Terrified children run from Syrian kindergarten after bombing

Children in conflicts, Education Cannot Wait, Education in emergencies, Safe schools, Safe Schools Declaration

Video of students fleeing from the attack in Eastern Ghouta was released today - as an aid convoy delivered food to starving children in the same town.


Syrian children fled in terror after a kindergarten was reportedly shelled by government forces.

A shocking video showed them running down a smoke-filled street away from their school in the town of Kfar Batna in Eastern Ghouta.

The Ghouta Media Center said there was “panic and fear” as the children poured out of the kindergarten after yesterday’s bombing.

The activists released the footage today – as dozens of trucks carried food aid for 40,000 people, including starving children, into Kfar Batna and other parts of the rebel-held area, which has been under siege since 2013. 

The video was authenticated by the Associated Press, according to the Guardian.

Warning: you may find this film distressing

On its Facebook page, the Ghouta Media Center said “a number of students were injured”. The Syrian Civil Defence, also known as the White Helmets, reported that two shells fell on the school.

Residents said schools in the area, which is north of Damascus, were closed today for fear of more attacks.

Schools should be places of safety for children. But classrooms and children have been the target of many attacks since the Syrian conflict began more than six years ago. 

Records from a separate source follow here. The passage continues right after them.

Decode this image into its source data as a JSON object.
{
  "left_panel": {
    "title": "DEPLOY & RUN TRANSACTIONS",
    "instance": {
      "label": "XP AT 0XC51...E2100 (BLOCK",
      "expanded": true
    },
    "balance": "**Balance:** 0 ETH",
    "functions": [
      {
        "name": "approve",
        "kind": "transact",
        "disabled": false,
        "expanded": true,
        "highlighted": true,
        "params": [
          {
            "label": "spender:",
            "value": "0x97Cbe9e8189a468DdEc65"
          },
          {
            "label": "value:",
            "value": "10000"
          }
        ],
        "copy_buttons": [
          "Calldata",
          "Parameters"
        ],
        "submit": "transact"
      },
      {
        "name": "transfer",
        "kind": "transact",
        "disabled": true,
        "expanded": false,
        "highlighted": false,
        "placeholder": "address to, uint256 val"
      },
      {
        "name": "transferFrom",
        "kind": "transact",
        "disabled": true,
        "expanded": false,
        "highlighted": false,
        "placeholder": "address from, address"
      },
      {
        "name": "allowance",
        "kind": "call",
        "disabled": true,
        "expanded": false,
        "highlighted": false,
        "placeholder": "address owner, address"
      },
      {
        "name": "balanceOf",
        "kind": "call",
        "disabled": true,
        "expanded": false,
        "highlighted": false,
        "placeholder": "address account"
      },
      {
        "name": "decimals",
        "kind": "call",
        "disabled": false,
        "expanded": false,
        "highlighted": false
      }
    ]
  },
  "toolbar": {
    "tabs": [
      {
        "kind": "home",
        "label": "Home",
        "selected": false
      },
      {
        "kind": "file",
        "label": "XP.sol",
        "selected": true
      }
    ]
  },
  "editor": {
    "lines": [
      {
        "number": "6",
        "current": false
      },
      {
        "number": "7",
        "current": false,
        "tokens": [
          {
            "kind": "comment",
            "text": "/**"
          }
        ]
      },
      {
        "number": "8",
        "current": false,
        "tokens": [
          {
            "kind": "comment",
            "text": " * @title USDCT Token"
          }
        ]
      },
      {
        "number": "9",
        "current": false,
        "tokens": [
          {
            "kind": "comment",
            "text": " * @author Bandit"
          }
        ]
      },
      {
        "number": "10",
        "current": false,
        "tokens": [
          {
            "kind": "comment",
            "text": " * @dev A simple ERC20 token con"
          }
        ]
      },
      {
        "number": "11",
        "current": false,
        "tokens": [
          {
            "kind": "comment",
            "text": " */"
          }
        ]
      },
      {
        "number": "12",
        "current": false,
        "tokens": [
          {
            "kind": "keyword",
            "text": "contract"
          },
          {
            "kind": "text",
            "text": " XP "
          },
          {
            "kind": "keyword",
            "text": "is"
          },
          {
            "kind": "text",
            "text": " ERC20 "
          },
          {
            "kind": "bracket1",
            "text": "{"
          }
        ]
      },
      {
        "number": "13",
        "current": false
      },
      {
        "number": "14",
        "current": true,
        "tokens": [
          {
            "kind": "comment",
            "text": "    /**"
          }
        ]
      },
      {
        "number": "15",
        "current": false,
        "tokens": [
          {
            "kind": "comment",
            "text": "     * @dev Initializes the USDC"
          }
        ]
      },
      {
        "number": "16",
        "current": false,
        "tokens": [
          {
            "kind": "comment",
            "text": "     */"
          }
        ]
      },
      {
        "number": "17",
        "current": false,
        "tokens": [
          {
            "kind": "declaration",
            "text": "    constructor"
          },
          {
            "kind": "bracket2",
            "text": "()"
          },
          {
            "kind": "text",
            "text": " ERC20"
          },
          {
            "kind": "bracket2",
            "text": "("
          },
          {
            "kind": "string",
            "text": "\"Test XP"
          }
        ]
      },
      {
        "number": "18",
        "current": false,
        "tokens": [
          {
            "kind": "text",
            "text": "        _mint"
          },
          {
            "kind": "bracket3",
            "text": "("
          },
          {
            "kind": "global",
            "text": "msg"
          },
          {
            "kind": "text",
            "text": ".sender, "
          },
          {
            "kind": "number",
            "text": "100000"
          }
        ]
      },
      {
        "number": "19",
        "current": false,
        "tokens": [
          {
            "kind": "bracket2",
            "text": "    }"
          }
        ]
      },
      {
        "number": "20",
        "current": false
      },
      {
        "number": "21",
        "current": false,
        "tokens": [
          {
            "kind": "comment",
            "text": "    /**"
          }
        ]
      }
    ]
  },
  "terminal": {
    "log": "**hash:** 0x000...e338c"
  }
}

Last year 255 children were killed in or near Syrian schools, according to a UNICEF report.

Last November, at least six were killed when a kindergarten was shelled by government forces in the rebel-held town of Hass.

In October last year, 22 children and six teachers died in air strikes that hit a school and the surrounding area in Idlib province.

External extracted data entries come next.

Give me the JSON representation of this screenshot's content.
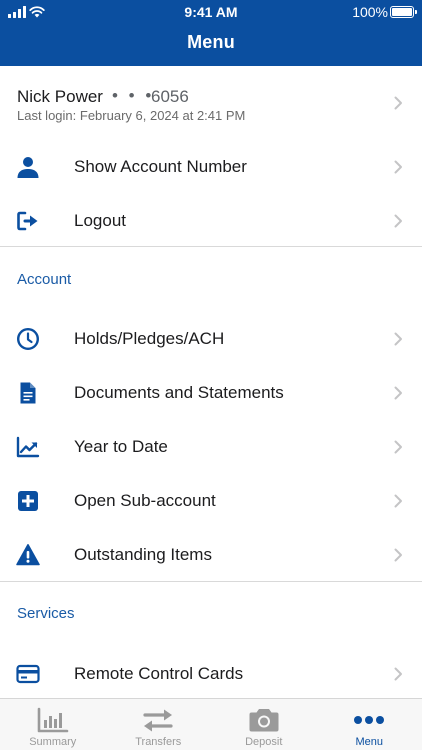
{
  "status_bar": {
    "time": "9:41 AM",
    "battery": "100%"
  },
  "header": {
    "title": "Menu"
  },
  "profile": {
    "name": "Nick Power",
    "dots": "• • •",
    "account_suffix": "6056",
    "last_login": "Last login: February 6, 2024 at 2:41 PM"
  },
  "top_items": [
    {
      "label": "Show Account Number",
      "icon": "person-icon"
    },
    {
      "label": "Logout",
      "icon": "logout-icon"
    }
  ],
  "sections": {
    "account": {
      "label": "Account",
      "items": [
        {
          "label": "Holds/Pledges/ACH",
          "icon": "clock-icon"
        },
        {
          "label": "Documents and Statements",
          "icon": "document-icon"
        },
        {
          "label": "Year to Date",
          "icon": "trend-chart-icon"
        },
        {
          "label": "Open Sub-account",
          "icon": "plus-square-icon"
        },
        {
          "label": "Outstanding Items",
          "icon": "warning-icon"
        }
      ]
    },
    "services": {
      "label": "Services",
      "items": [
        {
          "label": "Remote Control Cards",
          "icon": "credit-card-icon"
        }
      ]
    }
  },
  "tabs": [
    {
      "label": "Summary",
      "icon": "bar-chart-icon",
      "active": false
    },
    {
      "label": "Transfers",
      "icon": "transfer-arrows-icon",
      "active": false
    },
    {
      "label": "Deposit",
      "icon": "camera-icon",
      "active": false
    },
    {
      "label": "Menu",
      "icon": "ellipsis-icon",
      "active": true
    }
  ],
  "colors": {
    "brand": "#0b4fa0",
    "section_label": "#1a5ba6",
    "tab_inactive": "#9a9a9a",
    "divider": "#d9d9d9"
  }
}
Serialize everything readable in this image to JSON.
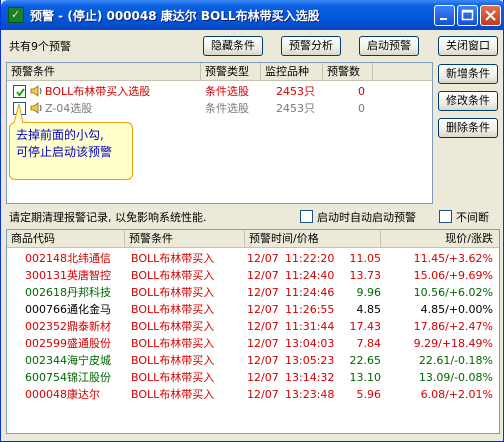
{
  "window": {
    "title": "预警 - (停止) 000048 康达尔 BOLL布林带买入选股",
    "controls": {
      "minimize": "minimize",
      "maximize": "maximize",
      "close": "close"
    }
  },
  "top_bar": {
    "count_label": "共有9个预警",
    "buttons": {
      "hide": "隐藏条件",
      "analyze": "预警分析",
      "start": "启动预警",
      "close_window": "关闭窗口"
    }
  },
  "side_buttons": {
    "add": "新增条件",
    "edit": "修改条件",
    "delete": "删除条件"
  },
  "conditions_table": {
    "columns": [
      "预警条件",
      "预警类型",
      "监控品种",
      "预警数"
    ],
    "rows": [
      {
        "name": "BOLL布林带买入选股",
        "type": "条件选股",
        "monitor": "2453只",
        "count": "0",
        "checked": true,
        "color": "red"
      },
      {
        "name": "Z-04选股",
        "type": "条件选股",
        "monitor": "2453只",
        "count": "0",
        "checked": false,
        "color": "gray"
      }
    ]
  },
  "tooltip": {
    "line1": "去掉前面的小勾,",
    "line2": "可停止启动该预警"
  },
  "options": {
    "notice": "请定期清理报警记录, 以免影响系统性能.",
    "auto_start": "启动时自动启动预警",
    "no_interrupt": "不间断"
  },
  "records_table": {
    "columns": [
      "商品代码",
      "预警条件",
      "预警时间/价格",
      "现价/涨跌"
    ],
    "rows": [
      {
        "code": "002148北纬通信",
        "cond": "BOLL布林带买入",
        "date": "12/07",
        "time": "11:22:20",
        "price": "11.05",
        "now": "11.45/+3.62%",
        "color": "red"
      },
      {
        "code": "300131英唐智控",
        "cond": "BOLL布林带买入",
        "date": "12/07",
        "time": "11:24:40",
        "price": "13.73",
        "now": "15.06/+9.69%",
        "color": "red"
      },
      {
        "code": "002618丹邦科技",
        "cond": "BOLL布林带买入",
        "date": "12/07",
        "time": "11:24:46",
        "price": "9.96",
        "now": "10.56/+6.02%",
        "color": "green"
      },
      {
        "code": "000766通化金马",
        "cond": "BOLL布林带买入",
        "date": "12/07",
        "time": "11:26:55",
        "price": "4.85",
        "now": "4.85/+0.00%",
        "color": "black"
      },
      {
        "code": "002352鼎泰新材",
        "cond": "BOLL布林带买入",
        "date": "12/07",
        "time": "11:31:44",
        "price": "17.43",
        "now": "17.86/+2.47%",
        "color": "red"
      },
      {
        "code": "002599盛通股份",
        "cond": "BOLL布林带买入",
        "date": "12/07",
        "time": "13:04:03",
        "price": "7.84",
        "now": "9.29/+18.49%",
        "color": "red"
      },
      {
        "code": "002344海宁皮城",
        "cond": "BOLL布林带买入",
        "date": "12/07",
        "time": "13:05:23",
        "price": "22.65",
        "now": "22.61/-0.18%",
        "color": "green"
      },
      {
        "code": "600754锦江股份",
        "cond": "BOLL布林带买入",
        "date": "12/07",
        "time": "13:14:32",
        "price": "13.10",
        "now": "13.09/-0.08%",
        "color": "green"
      },
      {
        "code": "000048康达尔",
        "cond": "BOLL布林带买入",
        "date": "12/07",
        "time": "13:23:48",
        "price": "5.96",
        "now": "6.08/+2.01%",
        "color": "red"
      }
    ]
  },
  "colors": {
    "up": "#d40000",
    "down": "#006600",
    "flat": "#000000",
    "titlebar": "#0558dd",
    "tooltip_bg": "#ffffcc"
  }
}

After the Hass atrocity, Gordon Brown – the UN Special Envoy for Global Education – said attacks on schools were war crimes and called for those responsible to be prosecuted in the International Criminal Court.

Seventy countries have so far signed the Safe Schools Declaration – a public commitment to safeguard education from the effects of armed conflict.

But Syria and Russia – which backs President Assad and has been blamed for many deadly air strikes – are not among those who have signed.


The aid convoy that went into Eastern Ghouta today was a joint UN-Syrian Arab Red Crescent mission and the first relief to reach the area for more than a year.

The 49 trucks were carrying 8000 food parcels and a similar number of bags of flour, medicine, medical supplies and other nutritional materials, said the Red Crescent.

“We entered Eastern Ghouta… we are planning on delivering aid to Kafr Batna and Saqba (districts) today for 40,000,” people, said Linda Tom, a spokeswoman for the UN’s humanitarian coordination agency OCHA.

Residents have been warning of a mounting hunger crisis for weeks and doctors say they are seeing dozens of malnourished children every day.